Miscarriage is described as early pregnancy loss or spontaneous abortion, basically, the loss of pregnancy before the twentieth week of pregnancy. It’s more common than many people realize. According to recent findings, 1 to 2 pregnancies out of 10 end in a miscarriage, and usually in the first trimester. Some common signs to watch out for are bleeding (sometimes with or without pain), stomach cramps, abdominal pain and blood clots or spotting.
It can be a deeply distressing time for a couple, especially the woman, who feels as good as she’s lost a full blown baby and may take a while to recover fully. Find out some of the common risk factors and tips on minimizing the risks.

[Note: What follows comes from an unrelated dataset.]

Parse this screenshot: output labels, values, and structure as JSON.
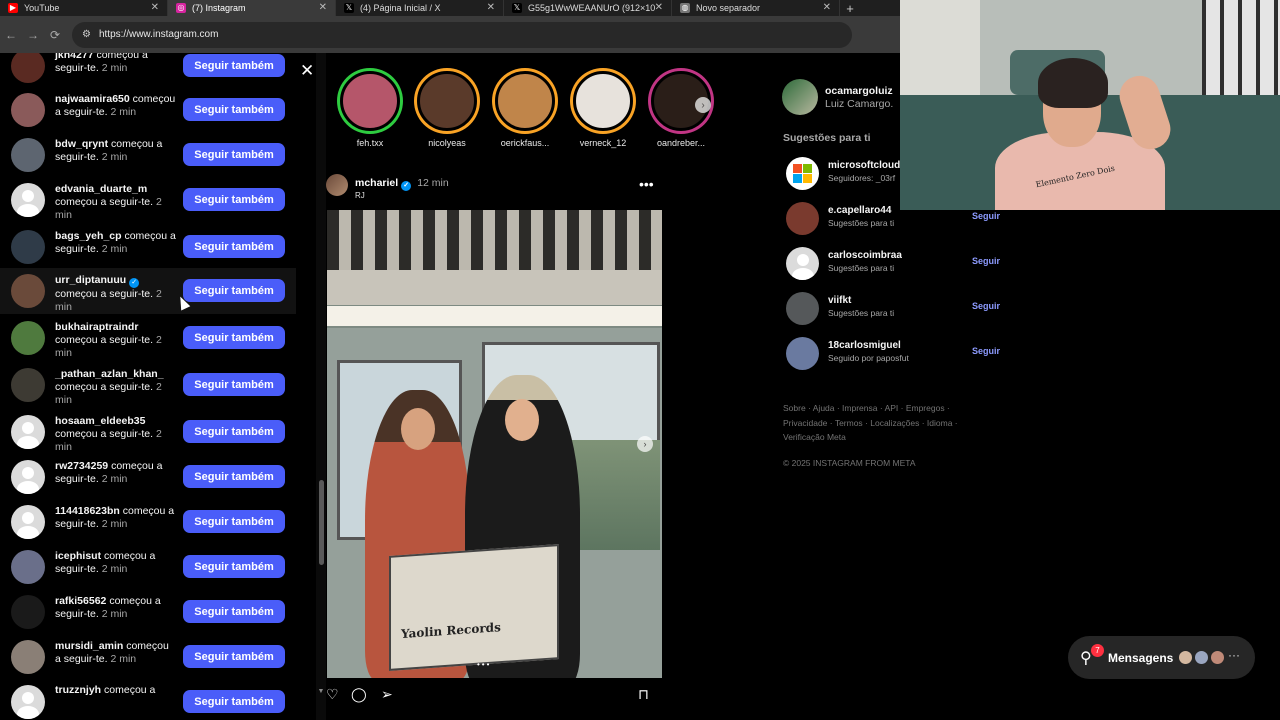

How old you are may influence your risk. Basically, the odds increase significantly from 35 years and above. Experts often advise conceiving between the early to mid twenties as bearing minimal risks. If you’re pregnant and above this age bracket, especially if you’re above 35, seeking quality medical advice and care before and during your pregnancy will help reduce and control the risks.
*Your Lifestyle Choices
Alcohol, smoking, drug use, drinking or inhalation of intoxicating and harmful substances as well as heavy caffeine consumption all have negative effects on pregnancies, according to research. All these should be avoided during pregnancy. If you don’t smoke, avoid secondary smoking as well, as this has been proven to be equally dangerous. Exposure to high levels of poisonous substances such as lead, contained in most paints and other household products according to WHO may also put you at risk. So, it’s important to keep off.
If a pregnant mum’s health is poor or has untreated illnesses such as diabetes, it can affect the growth of the foetus adversely. A woman needs to be in good health before she gets pregnant as the foetus needs a healthy host to thrive, so, see your doctor to get a clean bill of health before getting pregnant. If you have any health issues and you become pregnant, see a specialist immediately for close observation and monitoring. In addition, don’t postpone getting proper health care whenever you feel under the weather. According to the World Health Organization (WHO), in areas of high transmission, malaria can result in miscarriage and low birth weight, especially during first and second pregnancies.
*Are You Overweight or Underweight?
Proper weight management is important for a stable pregnancy. If you’re overweight, try to lose weight before pregnancy. While pregnant, you are expected to add some weight but while keeping your weight in check, avoid starving yourself. Be properly guided!
Being underweight may also put you at risk as your body may not be able to handle the demands of a growing foetus, including supplying vital nutrients. So, whether you are over or underweight, you can use a lot of advice from your doctor.
Untreated infection(s) may fight the foetus’ chances of survival, leading to miscarriage. All infections should be treated as soon as they are diagnosed by a qualified doctor. Avoid quacks! WHO lists Listeriosis, an infection transmitted through eating contaminated food, in particular dairy products, as well as ready-to-eat meat and fish products in pregnant women as likely to lead to miscarriage, and other complications. Some STDs may be responsible as well.
Try as much as possible to protect your mind and body at all times while pregnant as severe trauma of any kind may make you more susceptible. Keep off prospective danger and maintain a positive outlook throughout your pregnancy.
*Improper Egg Implantation
If the egg does not implant in the uterus properly or there are chromosomal abnormalities; damaged egg or sperm cell, a miscarriage may be inevitable. This is totally out of the woman’s hands, and usually detected in affected couples after series of miscarriages.
On a general note, eating a balanced diet, exercising, taking your multivitamins and folic acid to boost your immune system, a healthy emotional state and staying true to your doctor’s advice really help. Note that if you’ve had several miscarriages, it’s important you plan your next pregnancy and seek medical help early, so you can be carefully monitored.